By contrast, Bradley's official site was the most common destination of those who entered Bradley's name into a search engine, according to Direct Hit. The Bradley campaign declined to comment on the study.

Roger Salazar, a spokesman for the Gore campaign, says that he has not seen the Direct Hit study. "It doesn't really surprise me," Salazar says. "The vice president is much better known than his opponent, and so it makes sense that more people would be looking for first-time information that way." Salazar says his campaign is focused on making Gore's site "as comprehensive and informative as it can be" and estimates that the site attracts several thousand unique visitors per week.
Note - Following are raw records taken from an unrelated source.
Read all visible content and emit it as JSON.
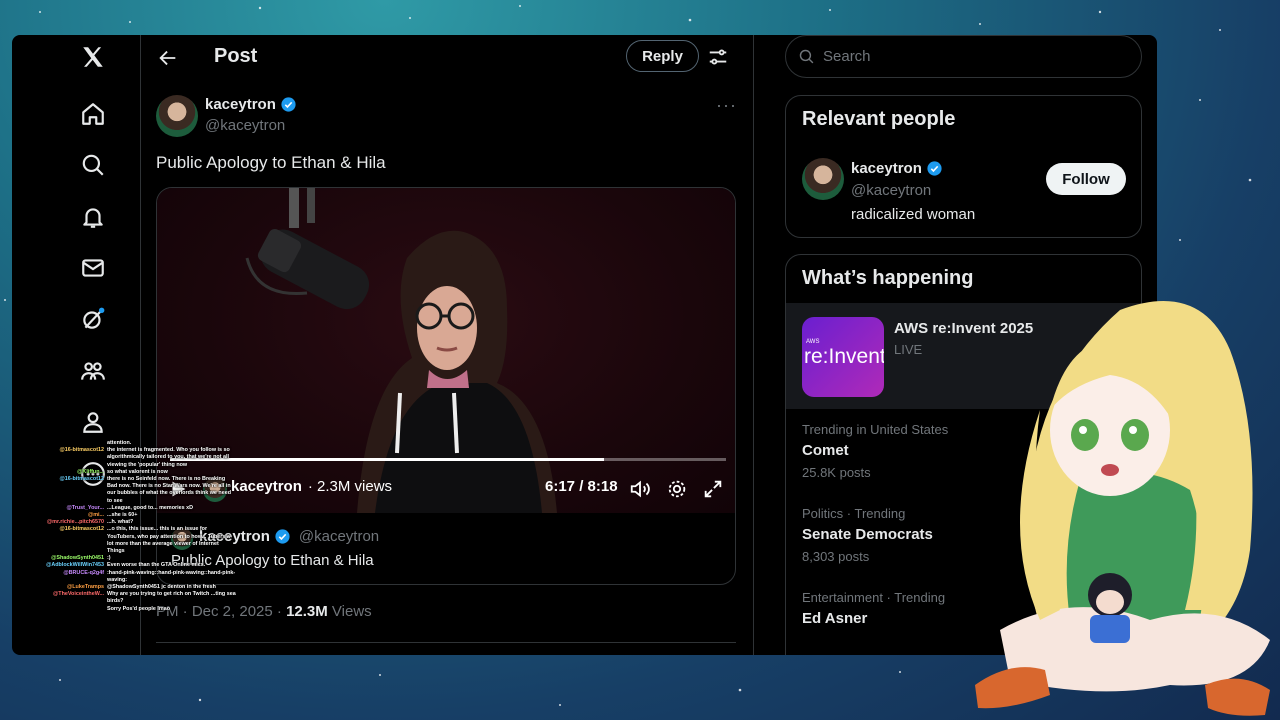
{
  "header": {
    "title": "Post",
    "reply_label": "Reply"
  },
  "nav": {
    "items": [
      "x-logo",
      "home-icon",
      "search-icon",
      "notifications-icon",
      "messages-icon",
      "grok-icon",
      "communities-icon",
      "profile-icon",
      "more-icon"
    ]
  },
  "tweet": {
    "author_name": "kaceytron",
    "author_handle": "@kaceytron",
    "text": "Public Apology to Ethan & Hila",
    "video": {
      "overlay_name": "kaceytron",
      "views_label": "· 2.3M views",
      "time": "6:17 / 8:18",
      "progress": 0.78
    },
    "quote_name": "kaceytron",
    "quote_handle": "@kaceytron",
    "quote_text": "Public Apology to Ethan & Hila",
    "meta_time": "PM · Dec 2, 2025 · ",
    "meta_views_count": "12.3M",
    "meta_views_label": " Views"
  },
  "search": {
    "placeholder": "Search"
  },
  "relevant": {
    "title": "Relevant people",
    "name": "kaceytron",
    "handle": "@kaceytron",
    "bio": "radicalized woman",
    "follow_label": "Follow"
  },
  "happening": {
    "title": "What’s happening",
    "event": {
      "name": "AWS re:Invent 2025",
      "status": "LIVE",
      "thumb_text": "re:Invent",
      "thumb_small": "AWS"
    },
    "trends": [
      {
        "label": "Trending in United States",
        "name": "Comet",
        "count": "25.8K posts"
      },
      {
        "label": "Politics · Trending",
        "name": "Senate Democrats",
        "count": "8,303 posts"
      },
      {
        "label": "Entertainment · Trending",
        "name": "Ed Asner",
        "count": ""
      }
    ]
  },
  "chat": [
    {
      "user": "",
      "msg": "attention."
    },
    {
      "user": "@16-bitmascot12",
      "msg": "the internet is fragmented. Who you follow is so algorithmically tailored to you, that we're not all viewing the 'popular' thing now"
    },
    {
      "user": "@Kliffun...",
      "msg": "so what valorent is now"
    },
    {
      "user": "@16-bitmascot12",
      "msg": "there is no Seinfeld now. There is no Breaking Bad now. There is no Star Wars now. We're all in our bubbles of what the overlords think we need to see"
    },
    {
      "user": "@Trust_Your...",
      "msg": "...League, good to... memories xD"
    },
    {
      "user": "@mi...",
      "msg": "...she is 60+"
    },
    {
      "user": "@mr.richie...pitch6570",
      "msg": "...h. what?"
    },
    {
      "user": "@16-bitmascot12",
      "msg": "...o this, this issue... this is an issue for YouTubers, who pay attention to how... Tubers a lot more than the average viewer of Internet Things"
    },
    {
      "user": "@ShadowSynth0451",
      "msg": ":)"
    },
    {
      "user": "@AdblockWillWin7453",
      "msg": "Even worse than the GTA Online mics."
    },
    {
      "user": "@BRUCE-q2g4f",
      "msg": ":hand-pink-waving::hand-pink-waving::hand-pink-waving:"
    },
    {
      "user": "@LukeTramps",
      "msg": "@ShadowSynth0451 jc denton in the fresh"
    },
    {
      "user": "@TheVoiceintheW...",
      "msg": "Why are you trying to get rich on Twitch ...ting sea birds?"
    },
    {
      "user": "",
      "msg": "Sorry Pos'd people lmao"
    }
  ],
  "colors": {
    "background": "#000000",
    "text": "#e7e9ea",
    "muted": "#71767b",
    "border": "#2f3336",
    "verified": "#1d9bf0"
  }
}
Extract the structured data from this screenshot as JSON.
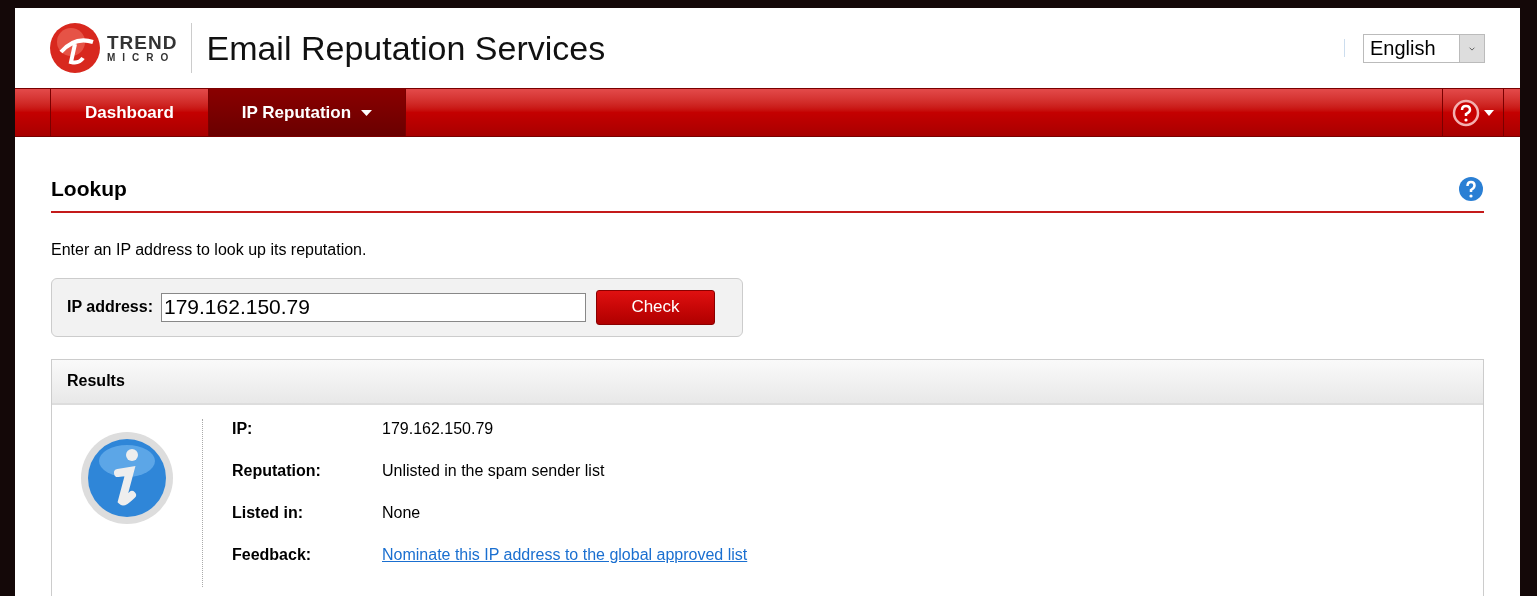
{
  "header": {
    "logo_top": "TREND",
    "logo_bottom": "MICRO",
    "title": "Email Reputation Services",
    "language": "English"
  },
  "nav": {
    "tabs": [
      {
        "label": "Dashboard",
        "selected": false,
        "dropdown": false
      },
      {
        "label": "IP Reputation",
        "selected": true,
        "dropdown": true
      }
    ]
  },
  "page": {
    "title": "Lookup",
    "intro": "Enter an IP address to look up its reputation.",
    "form": {
      "label": "IP address:",
      "value": "179.162.150.79",
      "button": "Check"
    },
    "results": {
      "title": "Results",
      "rows": [
        {
          "kind": "text",
          "label": "IP:",
          "value": "179.162.150.79"
        },
        {
          "kind": "text",
          "label": "Reputation:",
          "value": "Unlisted in the spam sender list"
        },
        {
          "kind": "text",
          "label": "Listed in:",
          "value": "None"
        },
        {
          "kind": "link",
          "label": "Feedback:",
          "value": "Nominate this IP address to the global approved list"
        }
      ]
    }
  }
}
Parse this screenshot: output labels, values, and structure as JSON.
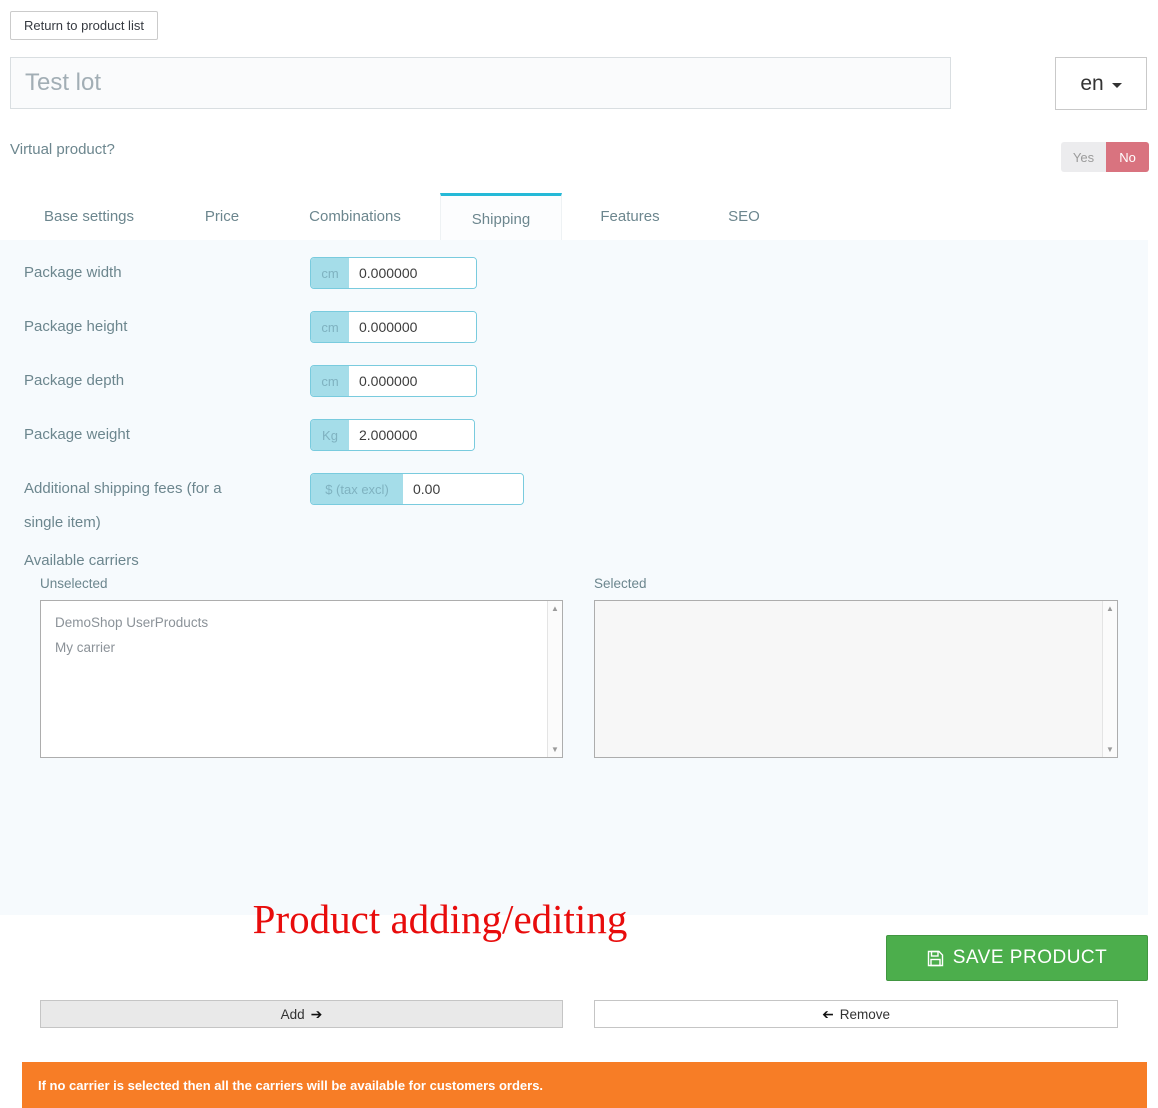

Direct Hit says that while it cannot detect the identity of individual Web users, it can track their movements with unprecedented precision. "We process the data from our partners on a daily basis," says Gary Culliss, Direct Hit's chairman and co-founder. The process is similar to that used to track banner advertising on the Web. Culliss added that the popularity rankings also take into consideration the amount of time that visitors spend on a given site.

Some of the Gore-related sites that Direct Hit said were visited most by those searching for Gore material are out of date and thinly visited. The third-most-visited Gore site, according to Direct Hit, is an Al Gore joke repository, posted on the home page of a GeoCities member and sponsored by the Ripon College Republicans. The site is actually no longer at the address that Direct Hit found to be most visited (a common problem with search engines). Now on a Tripod home page, the site itself claims to have been hit only 1,110 times since December 1998. (Nothing currently on the site is going to hurt Gore very much. Sample joke: "Topping the list of top 20 shortest books of the century--Al Gore: The Wild Years.")

Of course, the Direct Hit study doesn't mean that no one is going to the Gore site. Loyal visitors probably already know the URL or have it bookmarked in their Web browsers. And it's possible (though statistically unlikely) that large numbers of Web surfers using search engines not measured by Direct Hit were flocking to the Gore site. Most important, with the first primaries still months away, the Gore campaign hasn't advertised much to bring newcomers to the site.

It's also possible that the problem is not Gore's alone, but rather is common to front-runners. Although Direct Hit has yet to produce a similar traffic study for the Republican candidates, a search on its Web site shows that George W. Bush's official site is also not among the top 10 sites surfed by those entering Bush's name. However, upstart John McCain's official site, like Bradley's, is the most popular destination for those who've entered his name into a search engine.